MP: I feel this $500 PC could be the next felt pen applied to the CD surface. It is a piece of info from a release bio that already seems to be on the way to developing a life of its’ own. Even though O was in fact made with this old stock PC, it only serves as a placeholder to signify: “no secret-weapon-type tech was used in the making of this record”.
In fact, Oval always was a low key/low budget affair. If you would go ahead and date Oval tracks based on the hardware utilized in their making, you’d always have to add several years to the assumed creation date, because I never, even to this day, had (or cared about) the “latest technology.” For example, Systemisch ultimately ended up as this glorious mono recording because I simply could not afford a fancy stereo sampler at the time. Also, one of my ideas for these early records was that the music should always retain an atmosphere as if everything could have been created / performed on (multiple) old tape recorders. I guess it remains important to my music to this day that I always had to get creative with modest resources.

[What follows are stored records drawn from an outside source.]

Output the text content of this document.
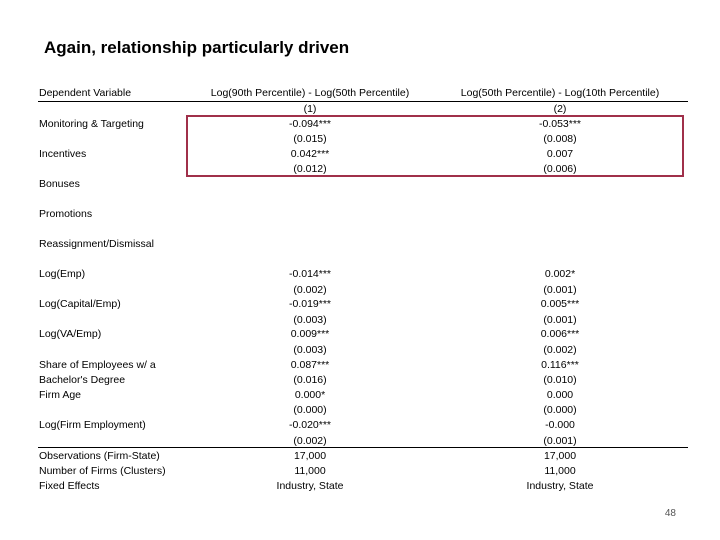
Again, relationship particularly driven
Dependent Variable	Log(90th Percentile) - Log(50th Percentile)	Log(50th Percentile) - Log(10th Percentile)
(1)	(2)
Monitoring & Targeting	-0.094***	-0.053***
(0.015)	(0.008)
Incentives	0.042***	0.007
(0.012)	(0.006)
Bonuses
Promotions
Reassignment/Dismissal
Log(Emp)	-0.014***	0.002*
(0.002)	(0.001)
Log(Capital/Emp)	-0.019***	0.005***
(0.003)	(0.001)
Log(VA/Emp)	0.009***	0.006***
(0.003)	(0.002)
Share of Employees w/ a	0.087***	0.116***
Bachelor's Degree	(0.016)	(0.010)
Firm Age	0.000*	0.000
(0.000)	(0.000)
Log(Firm Employment)	-0.020***	-0.000
(0.002)	(0.001)
Observations (Firm-State)	17,000	17,000
Number of Firms (Clusters)	11,000	11,000
Fixed Effects	Industry, State	Industry, State
48
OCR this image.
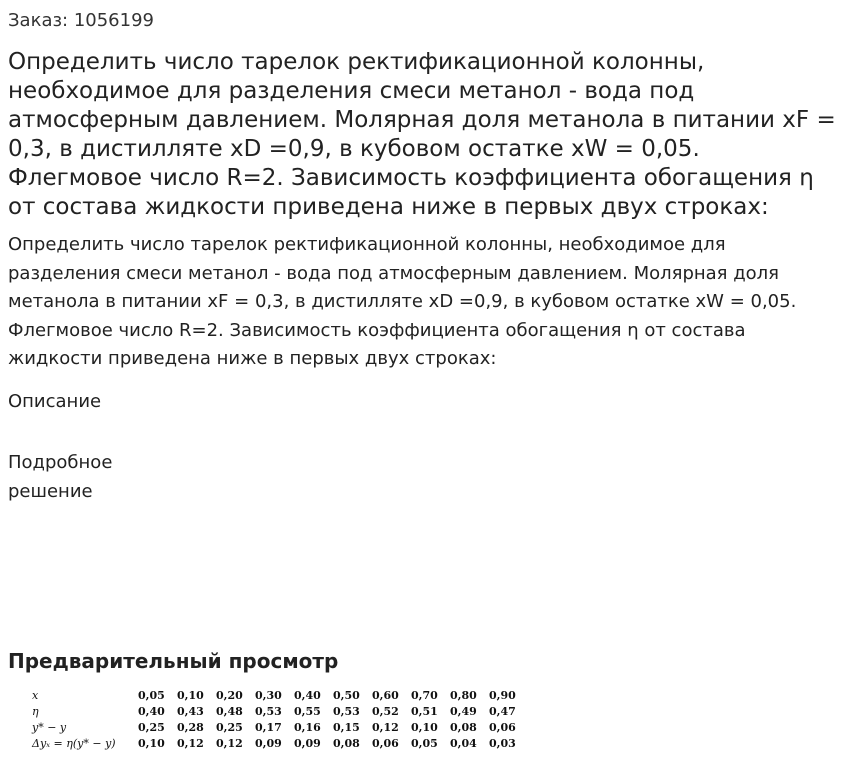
Заказ: 1056199
Определить число тарелок ректификационной колонны, необходимое для разделения смеси метанол - вода под атмосферным давлением. Молярная доля метанола в питании xF = 0,3, в дистилляте xD =0,9, в кубовом остатке xW = 0,05. Флегмовое число R=2. Зависимость коэффициента обогащения η от состава жидкости приведена ниже в первых двух строках:

Определить число тарелок ректификационной колонны, необходимое для разделения смеси метанол - вода под атмосферным давлением. Молярная доля метанола в питании xF = 0,3, в дистилляте xD =0,9, в кубовом остатке xW = 0,05. Флегмовое число R=2. Зависимость коэффициента обогащения η от состава жидкости приведена ниже в первых двух строках:

Описание
Подробное решение
Предварительный просмотр
x	0,05	0,10	0,20	0,30	0,40	0,50	0,60	0,70	0,80	0,90
η	0,40	0,43	0,48	0,53	0,55	0,53	0,52	0,51	0,49	0,47
y* − y	0,25	0,28	0,25	0,17	0,16	0,15	0,12	0,10	0,08	0,06
Δyₓ = η(y* − y)	0,10	0,12	0,12	0,09	0,09	0,08	0,06	0,05	0,04	0,03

AL: Aside from the different methods and means you employ to make the music on the new records, how would you characterize the difference in the music itself? How has your thinking about your music changed in the time since your last recorded output? What motivated this change of approach?
MP: The main guideline was to create pure music with an irresistible quality to it, something you could not really put your finger on, but that could move people. And despite the fact that pretty much everything else around me has undergone such crazy transitions since then, my perspective stayed the same through all these years. Ultimately, I wanted to end up with emotional, touching music – regardless of the building blocks or construction principles utilized in its’ making. I guess I am pretty good at identifying what I am *not* interested in, always ending up with this essentialist concept. Plus, I do know that I have a compulsive tendency to always go for the most unlikely building blocks. Systemisch was a linear album full of moody songscapes, everything was put together in a very straightforward manner, simply composed out of a few, albeit unlikely, building blocks.
In practical terms, this meant giving each track its’ most convincing musical form and to pack in as much emotion and atmosphere into the smallest possible space. That’s why a considerable portion of tracks on O ended up as these high-density miniatures (album CD2), while others were turned full-featured “songs” (tracks 2,4,6,8, etc on CD1). My primary concern was to give each track a chance to truly shine and achieve as much “associative power” and irresistible emotionality as possible. For example, the sheer “visual” potential of the “interludes” (O CD1, tracks 1,3,5,7,9,11, etc) could lock you into an intense staring contest for a pretty long time. In a sense, this music plays you.
Tracks based on these sorts of high-density phrases would in fact have lost a lot of their momentum by adding more variations – or adding any other type of sound for that matter. All tracks on side B of the Oh EP (same goes for CD2 of the O album) are pure, concise miniatures in order to get across the maximum emotion. Being liberated from having to think constantly about “what could be missing here,” I could instead concentrate on their distinct “faux future evergreen” atmosphere. Other design goals for these miniatures were “ringtone,” “evergreen,” and “music that you could swear you already know”.
All in all, O is all about turning Oval from a lean-forward to a lean-back experience without sacrificing any of the achievements (musical and programmatic) of the former Oval albums – and instead convincingly challenge music on its own turf without being just plain bad at writing songs.